October 2, 2014

Dear Friends and Colleagues,

Medical marijuana is an important and controversial subject, on which views vary and I’ve been asked to share mine. In the spirit of full disclosure, let me weigh in with my opinion, as a doctor and hospital administrator of many years. In candor, I believe medical marijuana is a solution for a problem which does not exist. I fear its general acceptance will bring more unforeseen problems for a nation already plagued with an epidemic of opioid overdoses and deaths.

The Drug Enforcement Agency (DEA) classifies marijuana as a Schedule I substance, stating on its website:

“Schedule I drugs, substances, or chemicals are defined as drugs with no currently accepted medical use and a high potential for abuse. Schedule I drugs are the most dangerous drugs of all the drug schedules with potentially severe psychological or physical dependence. Some examples of Schedule I drugs are:
heroin, lysergic acid diethylamide (LSD), marijuana (cannabis), 3,4-methylenedioxymethamphetamine (ecstasy), methaqualone, and peyote.”
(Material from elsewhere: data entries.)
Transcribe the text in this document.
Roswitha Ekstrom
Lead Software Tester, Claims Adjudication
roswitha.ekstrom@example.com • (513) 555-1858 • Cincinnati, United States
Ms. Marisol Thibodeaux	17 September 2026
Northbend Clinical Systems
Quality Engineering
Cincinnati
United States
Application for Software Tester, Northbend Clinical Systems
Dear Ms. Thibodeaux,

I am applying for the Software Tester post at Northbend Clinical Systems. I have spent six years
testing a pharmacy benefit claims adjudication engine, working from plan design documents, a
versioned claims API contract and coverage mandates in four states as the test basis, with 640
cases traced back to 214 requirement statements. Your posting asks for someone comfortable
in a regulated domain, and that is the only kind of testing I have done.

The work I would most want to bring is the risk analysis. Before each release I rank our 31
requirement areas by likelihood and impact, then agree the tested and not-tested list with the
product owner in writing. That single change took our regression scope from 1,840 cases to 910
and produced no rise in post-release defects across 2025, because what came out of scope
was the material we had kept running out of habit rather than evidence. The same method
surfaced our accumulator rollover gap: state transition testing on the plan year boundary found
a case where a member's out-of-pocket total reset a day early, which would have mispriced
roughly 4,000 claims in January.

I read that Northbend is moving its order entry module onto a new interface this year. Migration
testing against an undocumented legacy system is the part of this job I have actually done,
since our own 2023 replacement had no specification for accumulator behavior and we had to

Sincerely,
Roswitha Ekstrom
Medical marijuana was first legalized in California in 1997. Since then, 20 other states have legalized the drug. The danger in general allowance of “medical” marijuana is that it could act as a starter drug in our nation, which has already suffered from a quadrupling of deaths from overdoses of prescription opioids between 1999 and 2010, exceeding the combined death toll from cocaine and heroin overdoses. (http://jama.jamanetwork.com/article.aspx?articleid=1653518)

Why do I say medical marijuana, which has been shown to decrease nausea due to medications used to treat cancer, is unnecessary? Here’s why: There are already existing, safe, and easy to take anti-nausea and vomiting medications readily available and prescribed by oncologists and other physicians. Medical marijuana has also been lauded as a pain reliever or an adjunct to existing pain medication—both narcotics and non-narcotics. Again, there are many safer and easier to administer adjuncts, such as Tylenol or aspirin or other non-steroidal medications, which supplement stronger pain relievers.

Glaucoma, for example, is already generally well treated by current safe and effective medications. The dose of medical marijuana needed to control glaucoma would need to be administered about every three hours; thus, clearly causing other problems, such as confusion or hallucinations, particularly in the elderly who are more likely to suffer from glaucoma.

Treating neurological problems—such as multiple sclerosis, epilepsy, and movement problems—with marijuana has also been studied with inconclusive results and no objective post-treatment changes. Patients may have temporary euphoria, which is the same feeling that leads to addiction.

Sadly, we have an existing epidemic of prescription opioid overdosing. The costs associated with addiction in terms of loss of life, impairment of well-being, family disruption, societal malaise, economic ruin, and general deterioration cannot be over-stated. The causes of addiction are complex, and adding easy access to medical marijuana will only exacerbate the problem. Treating those who need help and support non-pharmacologically—with support, encouraging intact families, and well-being for the entire population—is the answer to helping people live longer, happier, and healthy lives. Medical marijuana is simply not the answer.